Hi, don't know if anyone can help. I've just bought a Devon conversion on a Renult Master LWB chassis. Having just moved up from a Mazda 4x4 Bongo the first thing I did was get the Renault stuck in a muddy field. Now thinking of putting Goodrich all terrain tyres on it. Original tyres are 225/65 16c I'm looking to replace these with 235/70 R16 Goodrich. Are there any issues in doing this apart from the fact that my speedo will be reading about 3.1mph slower and there might be a bit more road noise? Would there be any issues with clearances etc?


----------



## trevorf (May 16, 2005)

Personally I would never fit anything other than tyres specifically made for motor homes ie "Michelin XC camping". These are specially designed to take the load of a heavy van and have stiffer side walls to help with the fact that motor homes tend to stand still for long periods.

I would check the loading and suitability with Goodrich before committing.

Trevor


----------



## changabang (Oct 7, 2006)

Trevor, thanks for that. Found this maybe I'll just stick with the Conti's I've got on now! http://www.motorcaravanning.com/vehicles/tyre_test.htm


----------



## trevorf (May 16, 2005)

I have Conti Vanco tyres fitted to my Vauxhall Vivaro van that I use for my business. Very happy with them. They seam to wear well too, much better than my mates Dunlops fitted to the same make of Van.

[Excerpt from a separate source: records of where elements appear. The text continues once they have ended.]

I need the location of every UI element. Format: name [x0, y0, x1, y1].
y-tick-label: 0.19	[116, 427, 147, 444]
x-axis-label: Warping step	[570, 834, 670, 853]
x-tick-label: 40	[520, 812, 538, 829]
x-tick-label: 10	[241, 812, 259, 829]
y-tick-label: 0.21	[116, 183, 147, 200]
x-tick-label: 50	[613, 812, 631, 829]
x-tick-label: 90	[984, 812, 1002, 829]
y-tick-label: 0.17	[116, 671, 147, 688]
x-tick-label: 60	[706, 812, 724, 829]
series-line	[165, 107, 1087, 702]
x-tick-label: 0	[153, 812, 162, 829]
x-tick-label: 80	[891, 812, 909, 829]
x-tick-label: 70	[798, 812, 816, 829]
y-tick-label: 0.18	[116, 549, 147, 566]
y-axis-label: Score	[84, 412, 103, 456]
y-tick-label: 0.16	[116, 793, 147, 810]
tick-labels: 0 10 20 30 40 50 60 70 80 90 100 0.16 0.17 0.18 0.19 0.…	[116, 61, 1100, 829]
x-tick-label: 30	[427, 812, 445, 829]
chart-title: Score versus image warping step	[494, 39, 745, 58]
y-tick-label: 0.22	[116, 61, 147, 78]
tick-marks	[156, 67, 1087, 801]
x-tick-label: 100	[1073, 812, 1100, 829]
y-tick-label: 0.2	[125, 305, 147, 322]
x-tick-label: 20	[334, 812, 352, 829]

They probably don.t have the stiffer side wall like the Mitchelin XC Camping but not a problem as long as your van is not left standing still for too long.

Trevor


----------



## 101405 (Oct 15, 2006)

*tyres*

Yes, try them on a wet road. hope your heart rates good,! never fit anything other than a normal van tyre which have stronger side walls. safe driving. T


----------



## malkay (Feb 6, 2008)

*tyres*

Hi As others have said make sure the tyres have the correct load rating, you could probably have clearance problems with larger diam. and width. As you say it will put your speedo out. The new Michelin Agila 2 tyres are camper car tyres but with a better block tread for grass surfing.


----------